Michinzani Flats, the making of a socialist city in Zanzibar on the “Other Side”
Michenzani, or the “New City” is a large neighbourhood in what used to be called the N’gambo, (literally meaning the “Other Side’), the more modern part of Zanzibar City. It is located just across Creek Road, that separates the historical part of the city, Stone Town (to the west) and Ng'ambo (to the east). The area gained fame in the 1970’s when an urban renewal plan was started by the Zanzibari revolutionary government, with the aid of German Democratic Republic (GDR). The Trains, as they are locally known, a complex of "Plattenbauten" (apartment blocks constructed from large, prefabricated concrete slabs), was built in Michenzani as well as other areas of suburban and rural Zanzibar as part of a westernisation process that began immediately after the revolution in 1964. The N’gambo area was where the poorer and Swahili people lived, while wealthier Arabs, Indians and Europeans lived in Stone Town.
The Michenzani project dominated the urban programs in Zanzibar from 1964 to 1977. They were publicly proclaimed as a means to establish a socialist landscape in Ng'ambo. However, Michenzani and the 1968 plan were intended more to imprint a landscape with the revolutionary regime's vision of power than to create an egalitarian balance of housing or infrastructure.
The urban-planning strategy of the revolutionary government for the Ng’ambo neighbourhoods of Zanzibar City was dominated by a grand vision by the then president Sheikh Abeid Amani Karume (1905-April 7,1972) to define the area in a their new ideological framework of understanding. The Michenzani flats were built by Zanzibaris, brought in from the rural areas, partly built by prison labour and the dispossessed residents themselves, with the assistance of East German engineers.
The New Zanzibar Project was the centerpiece of an effort to provide the entire population with Western-style apartments. Literally everyone on both Zanzibar and Pemba islands was to be organized into ten new towns. The city phase of the project came first and appeared to address the long-entrenched problem of overcrowding in western Ng'ambo and the housing shortage in the city overall. The plan was also a political-territorial strategy to provide a showcase demonstrating how the regime would benefit the people who brought it to power.

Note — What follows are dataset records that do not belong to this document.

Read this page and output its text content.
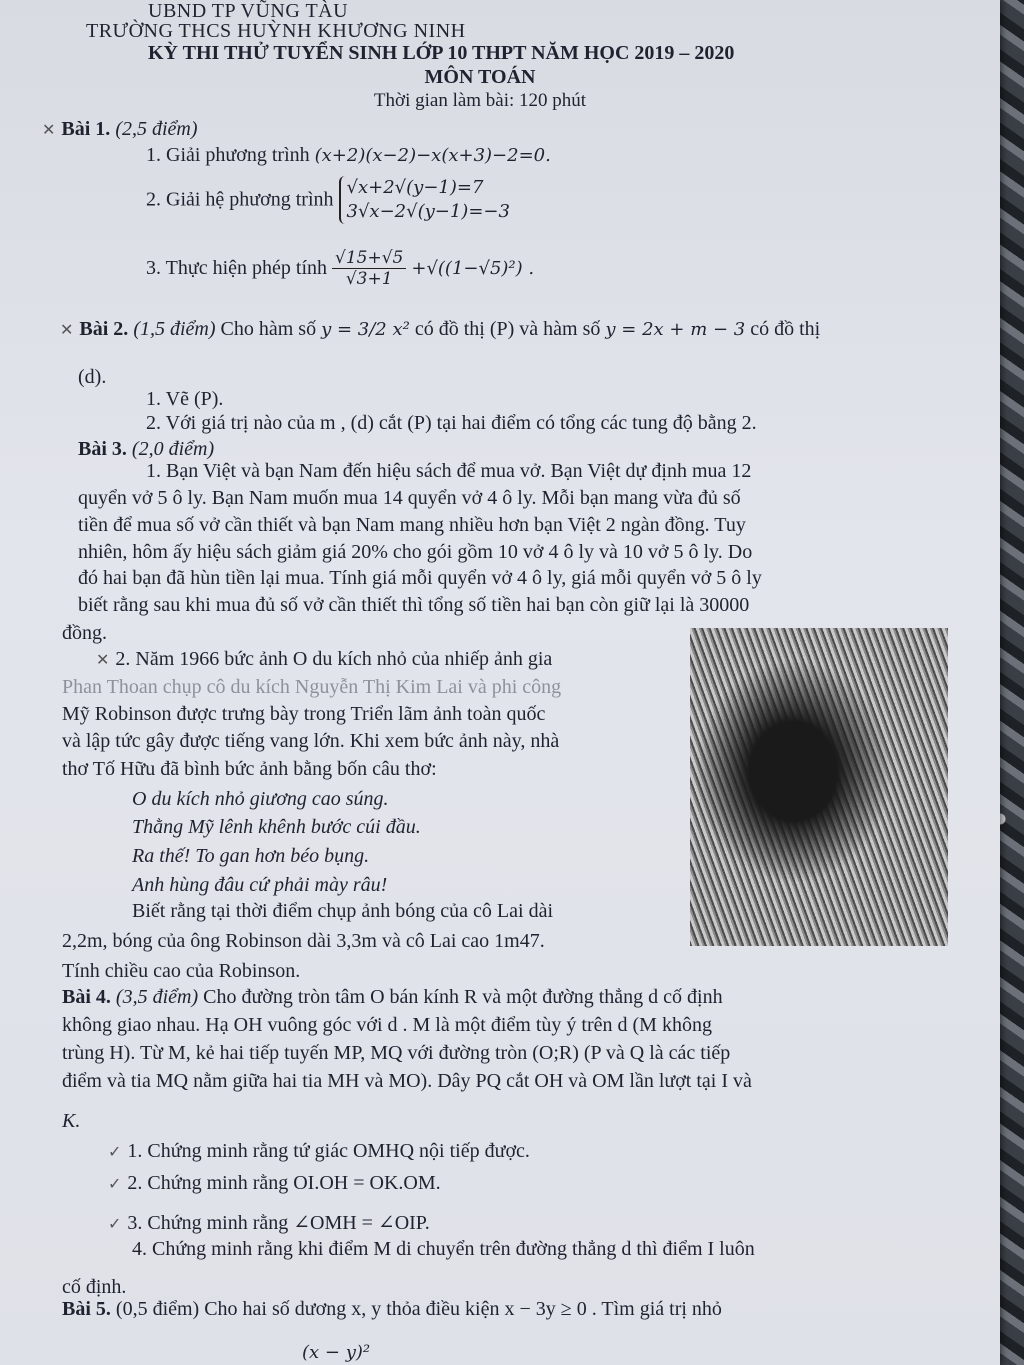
UBND TP VŨNG TÀU
TRƯỜNG THCS HUỲNH KHƯƠNG NINH
KỲ THI THỬ TUYỂN SINH LỚP 10 THPT NĂM HỌC 2019 – 2020
MÔN TOÁN
Thời gian làm bài: 120 phút
✕ Bài 1. (2,5 điểm)
1. Giải phương trình (x+2)(x−2)−x(x+3)−2=0.
2. Giải hệ phương trình
√x+2√(y−1)=7
3√x−2√(y−1)=−3
3. Thực hiện phép tính $\frac{√15+√5}{√3+1} +√((1-√5)^2)$ .
✕ Bài 2. (1,5 điểm) Cho hàm số y = 3/2 x² có đồ thị (P) và hàm số y = 2x + m − 3 có đồ thị
(d).
1. Vẽ (P).
2. Với giá trị nào của m , (d) cắt (P) tại hai điểm có tổng các tung độ bằng 2.
Bài 3. (2,0 điểm)
1. Bạn Việt và bạn Nam đến hiệu sách để mua vở. Bạn Việt dự định mua 12
quyển vở 5 ô ly. Bạn Nam muốn mua 14 quyển vở 4 ô ly. Mỗi bạn mang vừa đủ số
tiền để mua số vở cần thiết và bạn Nam mang nhiều hơn bạn Việt 2 ngàn đồng. Tuy
nhiên, hôm ấy hiệu sách giảm giá 20% cho gói gồm 10 vở 4 ô ly và 10 vở 5 ô ly. Do
đó hai bạn đã hùn tiền lại mua. Tính giá mỗi quyển vở 4 ô ly, giá mỗi quyển vở 5 ô ly
biết rằng sau khi mua đủ số vở cần thiết thì tổng số tiền hai bạn còn giữ lại là 30000
đồng.
✕ 2. Năm 1966 bức ảnh O du kích nhỏ của nhiếp ảnh gia
Phan Thoan chụp cô du kích Nguyễn Thị Kim Lai và phi công
Mỹ Robinson được trưng bày trong Triển lãm ảnh toàn quốc
và lập tức gây được tiếng vang lớn. Khi xem bức ảnh này, nhà
thơ Tố Hữu đã bình bức ảnh bằng bốn câu thơ:
O du kích nhỏ giương cao súng.
Thằng Mỹ lênh khênh bước cúi đầu.
Ra thế! To gan hơn béo bụng.
Anh hùng đâu cứ phải mày râu!
Biết rằng tại thời điểm chụp ảnh bóng của cô Lai dài
2,2m, bóng của ông Robinson dài 3,3m và cô Lai cao 1m47.
Tính chiều cao của Robinson.
Bài 4. (3,5 điểm) Cho đường tròn tâm O bán kính R và một đường thẳng d cố định
không giao nhau. Hạ OH vuông góc với d . M là một điểm tùy ý trên d (M không
trùng H). Từ M, kẻ hai tiếp tuyến MP, MQ với đường tròn (O;R) (P và Q là các tiếp
điểm và tia MQ nằm giữa hai tia MH và MO). Dây PQ cắt OH và OM lần lượt tại I và
K.
✓ 1. Chứng minh rằng tứ giác OMHQ nội tiếp được.
✓ 2. Chứng minh rằng OI.OH = OK.OM.
✓ 3. Chứng minh rằng ∠OMH = ∠OIP.
4. Chứng minh rằng khi điểm M di chuyển trên đường thẳng d thì điểm I luôn
cố định.
Bài 5. (0,5 điểm) Cho hai số dương x, y thỏa điều kiện x − 3y ≥ 0 . Tìm giá trị nhỏ
(x − y)²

The Michenzani apartment blocks used to be the pride of revolutionary Zanzibar; despite this, virtually no maintenance has been made after the 1970s, so the buildings are now in a state of decay. However, the flats, which comprise of 2-3 bedrooms, a toilet, a kitchen and a living room, are highly sought after, with a monthly rent, which is still subsidized by the government, of 1,000 Tanzanian Shilllings a month, approximately less than one US dollar.